Funktionelle Einheiten, Vektorinstruktionen und Mehrkernprozessoren

Da wir alle drei Konzepte heute in den Intelprozessoren und auch einigen AMD-Typen finden, mal eine historische Betrachtung was die Unterschiede sind und was wo nützt. Das älteste sind mehrere funktionelle Einheiten. Dazu hole ich erst mal aus und erkläre wie eine CPU allgemein aufgebaut ist. Man kann sie selbst bei einfachen Exemplaren, also z.B. einem 8-Bit Mikroprozessor in mehrere Untereinheiten zerlegen die jeweils eine Aufgabe haben. Da ist zum einen der Befehlsdekoder. Er stellt fest welcher Befehl hinter dem Bitmuster steckt, das gerade geladen wird und welche Register er nutzt. Die Daten selbst bekommt er von einer Einheit die mit dem Speicher kommuniziert, je nach Architektur Load/Store Einheit, Bus-Interface etc. genannt. Dann gibt es noch mindestens eine Ausführungseinheit welche die Befehle auch durchführt, bei einfachen Prozessoren meistens als Arithmetisch-logische Einheit (ALU) bezeichnet. Das ist nur die Grundmenge. Es können durchaus mehrere dieser Einheiten sein.

Schon bald kam man drauf diese Einheiten zumindest zeitweise parallel arbeiten zu lassen. Ein Befehl wird z.B. erst von der Load/Store Einheit aus dem Speicher geholt, durchläuft dann den Befehlsdekoder und dann die Ausführungseinheit. Schon bei der 8086 CPU war die Bus-Interface Unit schon fähig während Decoder und ALU arbeiteten die nächsten Bytes vorrausschauend aus dem Speicher zu laden, das nennt man übrigens Prefetch. Der rapide Geschwindigkeitseinbruch der 8088 CPU kam dadurch zustande, dass neben den Befehlen auch noch Daten von dieser Einheit geholt und geschrieben wurden und durch die halbierte Busbreite kam sie kaum noch dazu den Prefetch durchzuführen, da jeder Transfer nun doppelt so lange dauerte. Auch bei der IBM 7030 Stretch gab es schon Parallelität von Laden/Speichern und ausführen/Dekodieren.
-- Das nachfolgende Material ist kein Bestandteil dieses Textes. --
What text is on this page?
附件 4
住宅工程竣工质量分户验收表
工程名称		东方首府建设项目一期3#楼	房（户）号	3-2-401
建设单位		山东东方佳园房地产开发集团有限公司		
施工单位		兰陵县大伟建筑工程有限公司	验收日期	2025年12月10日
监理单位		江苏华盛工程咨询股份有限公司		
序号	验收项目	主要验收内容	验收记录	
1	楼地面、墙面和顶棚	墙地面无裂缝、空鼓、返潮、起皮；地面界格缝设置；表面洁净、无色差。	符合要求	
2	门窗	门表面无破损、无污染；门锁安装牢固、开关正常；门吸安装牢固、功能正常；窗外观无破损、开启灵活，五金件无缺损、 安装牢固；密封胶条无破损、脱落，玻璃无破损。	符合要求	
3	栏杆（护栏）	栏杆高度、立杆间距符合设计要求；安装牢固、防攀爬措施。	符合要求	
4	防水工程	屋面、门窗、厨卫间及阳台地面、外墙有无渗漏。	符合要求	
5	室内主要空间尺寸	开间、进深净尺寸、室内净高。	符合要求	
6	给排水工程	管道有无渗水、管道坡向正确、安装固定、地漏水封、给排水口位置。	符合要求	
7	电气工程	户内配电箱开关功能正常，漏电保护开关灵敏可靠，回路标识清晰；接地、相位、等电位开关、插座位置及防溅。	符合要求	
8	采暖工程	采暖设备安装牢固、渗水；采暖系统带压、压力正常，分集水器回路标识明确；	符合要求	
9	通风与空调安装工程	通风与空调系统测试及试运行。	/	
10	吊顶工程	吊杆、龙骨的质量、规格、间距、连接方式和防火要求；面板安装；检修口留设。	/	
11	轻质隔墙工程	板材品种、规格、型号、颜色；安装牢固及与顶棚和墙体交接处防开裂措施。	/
Allerdings brauchen viele Befehle die meisten Taktzyklen beim Ausführen. Das brachte Seymour Cray auf die Idee die Ausführungseinheiten mehrmals vorzusehen. Die CDC 6600 hatte nicht weniger als zehn davon. Sie waren allerdings relativ spezialisiert so gab es eigene Einheiten für Fließkommaoperationen und Ganzzahloperationen und eine Fließkommaeinheit für Addition/Subtraktion, eine für Multiplikation und eine für Division. Der Lohn die theoretische Spitzenleistung war etwa um den Faktor 3 höher als ohne diese mehrfach vorhandenen Einheiten.

Intel führte das beim Pentium ein, der zwei Integerrecheneinheiten hatte (die Fleißkommaeinheit war nur einmal vorhanden). Bei der Ausführung gibt es nun ein Problem, das schon bei der CDC 6600 zuschlug: der Code enthält Instruktionen, die sind unabhängig voneinander und andere bauen aufeinander auf. Also in einer Operation wird ein Ergebnis errechnet und in der nächsten wird mit diesem weiter gerechnet. Das ergibt sich schon daraus das nur eine Rechenoperation pro Befehl möglich ist. Eine einfache quadratische Gleichung wie

Y = x * x + 2 * x + 4

enthält so also vier Operationen von denen immerhin x * x und 2 * x gleichzeitig ablaufen können. Das Addieren aller drei Therme geht aber nicht parallel. Beim Pentium war dies spürbar. Mit bestehendem Code für das Vorgängermodell war er 1,6 mal schneller als dieses. Achtete ein Compiler darauf, Befehle möglichst so anzuordnen das es keine Abhängigkeiten gab, so erreichte er die 2,3-fache Geschwindigkeit. Später integrierte man dies im Prozessor und nannte das Umsortieren der Befehle „Out-of-Order Execution“. Ein Haswell-EP Prozessor hat heute vier Integerrecheneinheiten und drei Fließkommarecheneinheiten. Die Zahl ist über 20 Jahre kaum angestiegen, das liegt daran, dass es in Code schwer fällt so viele nicht voneinander abhängige Rechnungen kurz hintereinander zu finden. Mehr Einheiten würden dann nicht ausgelastet werden. Auch Seymour Crays Rechner hatten maximal zwei Einheiten desselben Typs bzw. für dieselben Operanden (er trennte die Register für Ganzzahlen, Fließkommazahlen und Adressen in drei Registersätze).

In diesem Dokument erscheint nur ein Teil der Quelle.